DreamSmooth: Improving Model-based Reinforcement Learning via Reward Smoothing
Vint Lee, Pieter Abbeel, Youngwoon Lee
TL;DR
This work identifies reward prediction as a central bottleneck in model-based RL, especially in sparse-reward and partially observable environments. It introduces DreamSmooth, a simple method that replaces exact per-timestep rewards with temporally-smoothed rewards computed via a kernel over a window of timesteps, and trains reward models on these smoothed signals. DreamSmooth, compatible with DreamerV3, TD-MPC, MBPO, and other backbones, delivers state-of-the-art sample efficiency and final performance on long-horizon sparse-reward tasks while not hurting dense benchmarks like DMC and Atari; ablations show robustness to smoothing parameters and kernel choice, with EMA smoothing offering a theoretical optimality guarantee via reward shaping. The approach improves reward prediction accuracy, enhances planning and policy learning, and demonstrates broad applicability with minimal implementation overhead, marking a practical advance for real-world, sparse-reward RL. In Crafter and other challenging settings, the results also illuminate trade-offs between smoothing-induced optimism and false positives, suggesting directions for refining kernel choices and smoothing strategies in future work.
Abstract
Model-based reinforcement learning (MBRL) has gained much attention for its ability to learn complex behaviors in a sample-efficient way: planning actions by generating imaginary trajectories with predicted rewards.

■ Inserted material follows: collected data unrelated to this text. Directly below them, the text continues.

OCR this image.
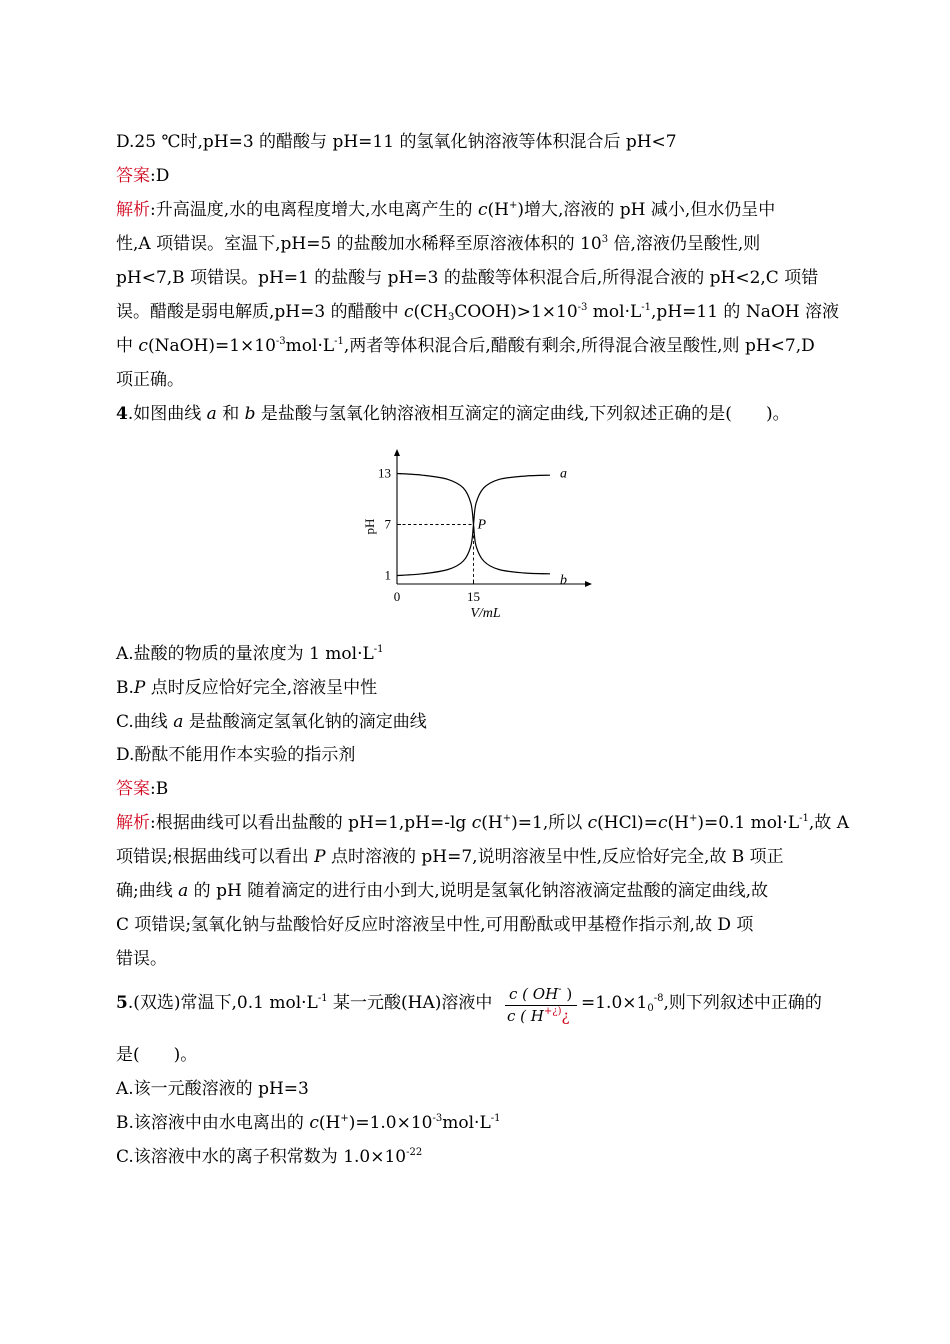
D.25 ℃时,pH=3 的醋酸与 pH=11 的氢氧化钠溶液等体积混合后 pH<7
答案:D
解析:升高温度,水的电离程度增大,水电离产生的 c(H+)增大,溶液的 pH 减小,但水仍呈中
性,A 项错误。室温下,pH=5 的盐酸加水稀释至原溶液体积的 $10^3$ 倍,溶液仍呈酸性,则
pH<7,B 项错误。pH=1 的盐酸与 pH=3 的盐酸等体积混合后,所得混合液的 pH<2,C 项错
误。醋酸是弱电解质,pH=3 的醋酸中 $c(CH_3COOH)>1\times 10^{-3}$ $mol\cdot L^{-1},pH=11$ 的 NaOH 溶液
中 $c(NaOH)=1\times 10^{-3}mol\cdot L^{-1}$,两者等体积混合后,醋酸有剩余,所得混合液呈酸性,则 pH<7,D
项正确。
4.如图曲线 a 和 b 是盐酸与氢氧化钠溶液相互滴定的滴定曲线,下列叙述正确的是(　　)。
1
7
13
0	15
a
b
P
pH
V/mL
A.盐酸的物质的量浓度为 1 $mol\cdot L^{-1}$
B.P 点时反应恰好完全,溶液呈中性
C.曲线 a 是盐酸滴定氢氧化钠的滴定曲线
D.酚酞不能用作本实验的指示剂
答案:B
解析:根据曲线可以看出盐酸的 pH=1,pH=-lg c(H+)=1,所以 c(HCl)=c(H+)=0.1 $mol\cdot L^{-1}$,故 A
项错误;根据曲线可以看出 P 点时溶液的 pH=7,说明溶液呈中性,反应恰好完全,故 B 项正
确;曲线 a 的 pH 随着滴定的进行由小到大,说明是氢氧化钠溶液滴定盐酸的滴定曲线,故
C 项错误;氢氧化钠与盐酸恰好反应时溶液呈中性,可用酚酞或甲基橙作指示剂,故 D 项
错误。
5.(双选)常温下,0.1 $mol\cdot L^{-1}$ 某一元酸(HA)溶液中 c ( OH- )
c ( H+¿)¿
$=1.0\times 1_0^{-8}$,则下列叙述中正确的
是(　　)。
A.该一元酸溶液的 pH=3
B.该溶液中由水电离出的 $c(H^+)=1.0\times 10^{-3}mol\cdot L^{-1}$
C.该溶液中水的离子积常数为 $1.0\times 10^{-22}$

Despite its success, we found that surprisingly, reward prediction is often a bottleneck of MBRL, especially for sparse rewards that are challenging (or even ambiguous) to predict. Motivated by the intuition that humans can learn from rough reward estimates, we propose a simple yet effective reward smoothing approach, DreamSmooth, which learns to predict a temporally-smoothed reward, instead of the exact reward at the given timestep. We empirically show that DreamSmooth achieves state-of-the-art performance on long-horizon sparse-reward tasks both in sample efficiency and final performance without losing performance on common benchmarks, such as Deepmind Control Suite and Atari benchmarks.